18 February 2013

Imagined States: Literature and Law


Please join us for the next seminar of Inventions of the Text 2012/13





Imagined States: Literature and Law

Dr. Katherine Baxter




Northumbria University






***

Tuesday 26th February 2013



5:30 – 7:00 pm



Department of English Studies, Hallgarth House Seminar Room






***







Speaker: Dr. Katherine Baxter, Northumbria University
ABSTRACT

This paper will introduce my current monograph project, Imagined States: Law and Literature during Nigerian Decolonization. This project explores the presentation of the law in popular and canonical literature from and about Nigeria between c.1910 and 1966. I proceed from the observation that law and literature both attempt to delimit the human world in distinct yet similar ways. Laws, in prescribing boundaries to human action, reflect the ideals of the social institutions they intend to uphold. Likewise fiction, whether it endorses or challenges legal and social norms, is ineluctably conditioned by the ideals and ideologies of those institutions.
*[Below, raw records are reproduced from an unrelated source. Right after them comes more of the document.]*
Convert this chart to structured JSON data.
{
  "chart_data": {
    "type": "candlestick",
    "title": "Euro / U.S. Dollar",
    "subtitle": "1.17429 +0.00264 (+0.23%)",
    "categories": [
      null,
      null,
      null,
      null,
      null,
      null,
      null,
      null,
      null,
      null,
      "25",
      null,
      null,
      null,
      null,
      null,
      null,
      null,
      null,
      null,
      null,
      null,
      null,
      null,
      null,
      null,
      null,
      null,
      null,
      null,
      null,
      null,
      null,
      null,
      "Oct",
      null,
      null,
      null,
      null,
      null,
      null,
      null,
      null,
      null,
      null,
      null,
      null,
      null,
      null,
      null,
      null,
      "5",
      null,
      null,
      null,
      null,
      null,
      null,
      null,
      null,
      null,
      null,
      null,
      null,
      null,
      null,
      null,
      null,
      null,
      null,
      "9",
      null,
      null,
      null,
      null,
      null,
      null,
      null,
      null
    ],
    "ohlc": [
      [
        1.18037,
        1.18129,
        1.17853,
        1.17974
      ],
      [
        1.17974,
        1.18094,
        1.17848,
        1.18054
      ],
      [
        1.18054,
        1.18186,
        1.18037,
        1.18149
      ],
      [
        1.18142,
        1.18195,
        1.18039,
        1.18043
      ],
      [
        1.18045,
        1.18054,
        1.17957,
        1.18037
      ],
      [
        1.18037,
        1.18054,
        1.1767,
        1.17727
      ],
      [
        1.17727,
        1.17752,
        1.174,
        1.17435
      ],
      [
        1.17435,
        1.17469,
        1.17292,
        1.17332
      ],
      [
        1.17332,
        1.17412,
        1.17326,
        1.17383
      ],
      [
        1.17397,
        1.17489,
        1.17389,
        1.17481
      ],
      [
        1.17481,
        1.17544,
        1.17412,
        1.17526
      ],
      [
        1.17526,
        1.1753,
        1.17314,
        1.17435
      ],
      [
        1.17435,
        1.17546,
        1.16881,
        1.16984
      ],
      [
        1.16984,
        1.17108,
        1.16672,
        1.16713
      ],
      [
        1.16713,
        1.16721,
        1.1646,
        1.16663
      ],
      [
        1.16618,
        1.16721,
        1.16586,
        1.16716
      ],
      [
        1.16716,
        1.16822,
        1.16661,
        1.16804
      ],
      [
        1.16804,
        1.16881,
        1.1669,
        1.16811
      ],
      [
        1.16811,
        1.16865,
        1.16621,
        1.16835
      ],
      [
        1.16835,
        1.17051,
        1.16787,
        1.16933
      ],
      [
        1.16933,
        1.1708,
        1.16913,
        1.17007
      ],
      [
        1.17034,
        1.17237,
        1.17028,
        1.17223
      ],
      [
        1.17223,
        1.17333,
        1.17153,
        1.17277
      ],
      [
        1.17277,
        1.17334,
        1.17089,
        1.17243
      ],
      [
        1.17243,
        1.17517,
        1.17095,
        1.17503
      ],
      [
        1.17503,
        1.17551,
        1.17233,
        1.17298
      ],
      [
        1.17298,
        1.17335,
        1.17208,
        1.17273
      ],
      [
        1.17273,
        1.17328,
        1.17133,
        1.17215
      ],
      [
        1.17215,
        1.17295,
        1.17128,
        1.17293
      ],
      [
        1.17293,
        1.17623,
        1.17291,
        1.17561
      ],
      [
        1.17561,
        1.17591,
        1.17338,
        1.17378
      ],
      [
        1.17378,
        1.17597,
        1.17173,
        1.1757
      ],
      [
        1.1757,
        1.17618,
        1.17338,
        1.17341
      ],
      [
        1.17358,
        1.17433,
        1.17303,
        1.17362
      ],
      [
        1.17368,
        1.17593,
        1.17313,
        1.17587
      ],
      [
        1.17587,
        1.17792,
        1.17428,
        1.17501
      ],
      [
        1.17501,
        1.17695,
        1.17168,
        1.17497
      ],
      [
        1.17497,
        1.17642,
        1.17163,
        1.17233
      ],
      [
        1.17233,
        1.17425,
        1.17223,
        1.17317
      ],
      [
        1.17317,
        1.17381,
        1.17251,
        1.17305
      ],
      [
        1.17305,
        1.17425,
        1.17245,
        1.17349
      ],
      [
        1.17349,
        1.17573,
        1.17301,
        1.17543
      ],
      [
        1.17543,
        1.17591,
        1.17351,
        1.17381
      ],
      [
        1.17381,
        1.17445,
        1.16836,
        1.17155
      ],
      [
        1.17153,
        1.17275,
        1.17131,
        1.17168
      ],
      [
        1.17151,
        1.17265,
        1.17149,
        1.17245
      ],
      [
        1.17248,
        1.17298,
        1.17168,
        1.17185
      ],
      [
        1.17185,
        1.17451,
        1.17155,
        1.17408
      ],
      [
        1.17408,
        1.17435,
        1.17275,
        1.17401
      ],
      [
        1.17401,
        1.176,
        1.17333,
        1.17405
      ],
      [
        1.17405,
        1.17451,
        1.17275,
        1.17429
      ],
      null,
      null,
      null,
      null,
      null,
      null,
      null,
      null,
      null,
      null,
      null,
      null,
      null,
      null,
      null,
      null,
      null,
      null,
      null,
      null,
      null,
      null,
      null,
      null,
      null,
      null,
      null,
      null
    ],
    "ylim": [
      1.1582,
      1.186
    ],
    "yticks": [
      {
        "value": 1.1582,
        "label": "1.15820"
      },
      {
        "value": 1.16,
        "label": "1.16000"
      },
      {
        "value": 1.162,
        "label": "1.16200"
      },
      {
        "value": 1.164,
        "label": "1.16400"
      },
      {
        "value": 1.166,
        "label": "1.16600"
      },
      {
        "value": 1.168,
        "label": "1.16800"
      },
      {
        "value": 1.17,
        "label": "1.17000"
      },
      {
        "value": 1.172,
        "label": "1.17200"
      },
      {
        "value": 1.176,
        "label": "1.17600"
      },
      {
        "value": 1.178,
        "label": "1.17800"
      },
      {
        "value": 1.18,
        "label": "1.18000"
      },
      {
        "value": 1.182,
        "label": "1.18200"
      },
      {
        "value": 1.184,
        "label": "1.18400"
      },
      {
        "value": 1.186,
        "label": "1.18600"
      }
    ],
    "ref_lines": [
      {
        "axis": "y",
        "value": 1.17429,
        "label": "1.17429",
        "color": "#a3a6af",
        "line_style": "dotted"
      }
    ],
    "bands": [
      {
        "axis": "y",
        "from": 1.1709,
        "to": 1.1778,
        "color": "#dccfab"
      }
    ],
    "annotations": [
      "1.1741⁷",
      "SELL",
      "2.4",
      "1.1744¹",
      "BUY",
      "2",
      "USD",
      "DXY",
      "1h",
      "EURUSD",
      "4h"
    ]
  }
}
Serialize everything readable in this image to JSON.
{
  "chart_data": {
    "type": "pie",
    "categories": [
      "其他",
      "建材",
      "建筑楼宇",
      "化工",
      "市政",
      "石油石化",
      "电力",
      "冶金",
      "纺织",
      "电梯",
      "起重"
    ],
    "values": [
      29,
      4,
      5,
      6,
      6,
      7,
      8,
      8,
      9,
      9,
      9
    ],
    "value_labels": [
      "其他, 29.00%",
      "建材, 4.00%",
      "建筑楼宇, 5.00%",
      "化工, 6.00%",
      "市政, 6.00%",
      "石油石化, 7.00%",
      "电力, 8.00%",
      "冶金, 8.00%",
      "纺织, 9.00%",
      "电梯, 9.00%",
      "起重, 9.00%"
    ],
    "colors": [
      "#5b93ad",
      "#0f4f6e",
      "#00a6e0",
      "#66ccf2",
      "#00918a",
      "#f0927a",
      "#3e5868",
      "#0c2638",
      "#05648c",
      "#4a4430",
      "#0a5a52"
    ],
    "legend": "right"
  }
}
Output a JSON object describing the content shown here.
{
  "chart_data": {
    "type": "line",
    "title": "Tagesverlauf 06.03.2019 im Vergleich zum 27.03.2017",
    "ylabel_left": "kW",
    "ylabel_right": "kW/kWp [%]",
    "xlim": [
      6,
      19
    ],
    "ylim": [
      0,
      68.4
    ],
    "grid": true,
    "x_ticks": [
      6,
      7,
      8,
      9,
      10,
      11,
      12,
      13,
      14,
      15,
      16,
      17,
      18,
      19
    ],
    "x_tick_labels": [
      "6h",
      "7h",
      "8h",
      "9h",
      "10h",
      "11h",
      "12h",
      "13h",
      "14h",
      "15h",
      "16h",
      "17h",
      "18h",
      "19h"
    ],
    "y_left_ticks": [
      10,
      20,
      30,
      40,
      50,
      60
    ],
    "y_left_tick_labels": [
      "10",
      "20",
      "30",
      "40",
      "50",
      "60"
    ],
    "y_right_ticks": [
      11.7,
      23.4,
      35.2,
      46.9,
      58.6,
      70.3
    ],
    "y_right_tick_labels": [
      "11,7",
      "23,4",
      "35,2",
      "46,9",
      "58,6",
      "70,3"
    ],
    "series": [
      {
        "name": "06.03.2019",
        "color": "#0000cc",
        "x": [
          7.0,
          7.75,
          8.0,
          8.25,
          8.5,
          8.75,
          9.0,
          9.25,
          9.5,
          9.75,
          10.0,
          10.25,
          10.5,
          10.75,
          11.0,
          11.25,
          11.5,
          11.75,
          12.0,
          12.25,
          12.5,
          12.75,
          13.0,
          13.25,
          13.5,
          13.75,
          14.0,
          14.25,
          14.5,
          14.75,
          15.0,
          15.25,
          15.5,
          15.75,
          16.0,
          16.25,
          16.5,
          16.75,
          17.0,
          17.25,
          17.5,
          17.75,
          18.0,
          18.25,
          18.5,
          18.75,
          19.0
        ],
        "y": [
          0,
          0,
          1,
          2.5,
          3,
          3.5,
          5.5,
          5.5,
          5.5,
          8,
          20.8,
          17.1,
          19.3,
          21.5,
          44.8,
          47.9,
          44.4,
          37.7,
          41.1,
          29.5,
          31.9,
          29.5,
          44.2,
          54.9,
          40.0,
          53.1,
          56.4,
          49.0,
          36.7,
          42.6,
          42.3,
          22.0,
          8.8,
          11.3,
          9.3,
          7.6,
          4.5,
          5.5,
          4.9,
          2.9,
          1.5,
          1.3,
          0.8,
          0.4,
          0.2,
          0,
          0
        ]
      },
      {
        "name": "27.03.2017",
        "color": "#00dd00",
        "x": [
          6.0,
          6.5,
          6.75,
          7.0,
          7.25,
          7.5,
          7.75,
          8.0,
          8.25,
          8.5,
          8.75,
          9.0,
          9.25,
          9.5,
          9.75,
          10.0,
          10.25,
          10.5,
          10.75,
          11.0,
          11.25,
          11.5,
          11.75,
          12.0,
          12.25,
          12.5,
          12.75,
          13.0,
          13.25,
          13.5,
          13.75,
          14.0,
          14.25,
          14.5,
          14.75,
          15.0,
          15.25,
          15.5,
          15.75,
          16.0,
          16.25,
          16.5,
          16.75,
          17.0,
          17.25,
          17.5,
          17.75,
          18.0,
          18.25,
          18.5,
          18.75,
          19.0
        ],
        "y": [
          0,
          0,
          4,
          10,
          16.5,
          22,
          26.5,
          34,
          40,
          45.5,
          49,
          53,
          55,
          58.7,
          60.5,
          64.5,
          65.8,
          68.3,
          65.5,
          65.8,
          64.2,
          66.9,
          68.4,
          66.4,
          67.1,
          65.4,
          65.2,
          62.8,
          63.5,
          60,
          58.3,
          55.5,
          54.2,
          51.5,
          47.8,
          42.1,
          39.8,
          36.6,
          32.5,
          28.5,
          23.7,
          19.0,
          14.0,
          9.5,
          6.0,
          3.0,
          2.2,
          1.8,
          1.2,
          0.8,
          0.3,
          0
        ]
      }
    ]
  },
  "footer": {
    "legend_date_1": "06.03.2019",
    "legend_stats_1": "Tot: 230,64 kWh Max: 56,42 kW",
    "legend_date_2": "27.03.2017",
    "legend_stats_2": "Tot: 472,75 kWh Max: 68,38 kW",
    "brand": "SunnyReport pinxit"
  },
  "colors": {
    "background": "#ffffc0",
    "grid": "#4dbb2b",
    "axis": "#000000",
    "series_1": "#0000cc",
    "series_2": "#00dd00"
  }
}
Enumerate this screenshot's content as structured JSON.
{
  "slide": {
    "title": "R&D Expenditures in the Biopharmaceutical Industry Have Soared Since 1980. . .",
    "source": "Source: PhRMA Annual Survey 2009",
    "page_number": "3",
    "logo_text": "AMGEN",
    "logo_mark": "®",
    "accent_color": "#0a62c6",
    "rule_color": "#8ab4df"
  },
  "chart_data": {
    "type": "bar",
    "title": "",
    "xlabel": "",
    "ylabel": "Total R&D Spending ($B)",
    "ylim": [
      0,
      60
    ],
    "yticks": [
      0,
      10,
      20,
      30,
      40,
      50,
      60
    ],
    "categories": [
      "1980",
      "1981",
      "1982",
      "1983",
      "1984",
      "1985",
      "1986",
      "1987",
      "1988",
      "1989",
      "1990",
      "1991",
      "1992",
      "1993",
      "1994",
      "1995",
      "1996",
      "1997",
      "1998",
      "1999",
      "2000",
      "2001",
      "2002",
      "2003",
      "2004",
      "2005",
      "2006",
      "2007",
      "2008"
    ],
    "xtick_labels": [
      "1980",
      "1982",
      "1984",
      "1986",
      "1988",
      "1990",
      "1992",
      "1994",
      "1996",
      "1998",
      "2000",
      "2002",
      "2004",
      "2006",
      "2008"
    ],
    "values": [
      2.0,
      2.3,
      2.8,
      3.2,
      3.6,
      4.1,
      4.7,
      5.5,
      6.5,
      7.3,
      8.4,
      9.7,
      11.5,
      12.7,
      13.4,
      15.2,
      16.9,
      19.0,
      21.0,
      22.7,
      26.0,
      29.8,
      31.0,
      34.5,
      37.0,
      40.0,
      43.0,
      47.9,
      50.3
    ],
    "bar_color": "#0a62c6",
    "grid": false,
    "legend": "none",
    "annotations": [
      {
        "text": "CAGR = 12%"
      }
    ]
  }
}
Law and literature thus can be seen as privileged sites of imaginative and ideological construction. By examining how such imaginative constructions play out in both popular and canonical fiction this project offers a new approach to, and an important reconsideration of, late colonialism and decolonization in Nigeria.


The paper will introduce the project as a whole before providing specific examples of the textual analyses I am developing.






ABOUT THE SPEAKER

Following Dr. Baxter's first degree in English and Hebrew, she was awarded a Ph.D. from the University of Glasgow in July 2003. She then worked for several years in London both as a lecturer and as a cataloguer and curator at the British Library. In 2007 Dr. Baxter was appointed as Research Assistant Professor in Cross-Cultural Studies in English at the University of Hong Kong. She then moved, in 2010, to the United States where she was a lecturer at Stanford University before joining Northumbria University in 2011. Dr. Baxter's work is characterized by my longstanding interest in cross-cultural and interdisciplinary scholarship. British and West African twentieth-century literature form the main focus of my research. She is also interested in literary bilingualism as well as archival issues.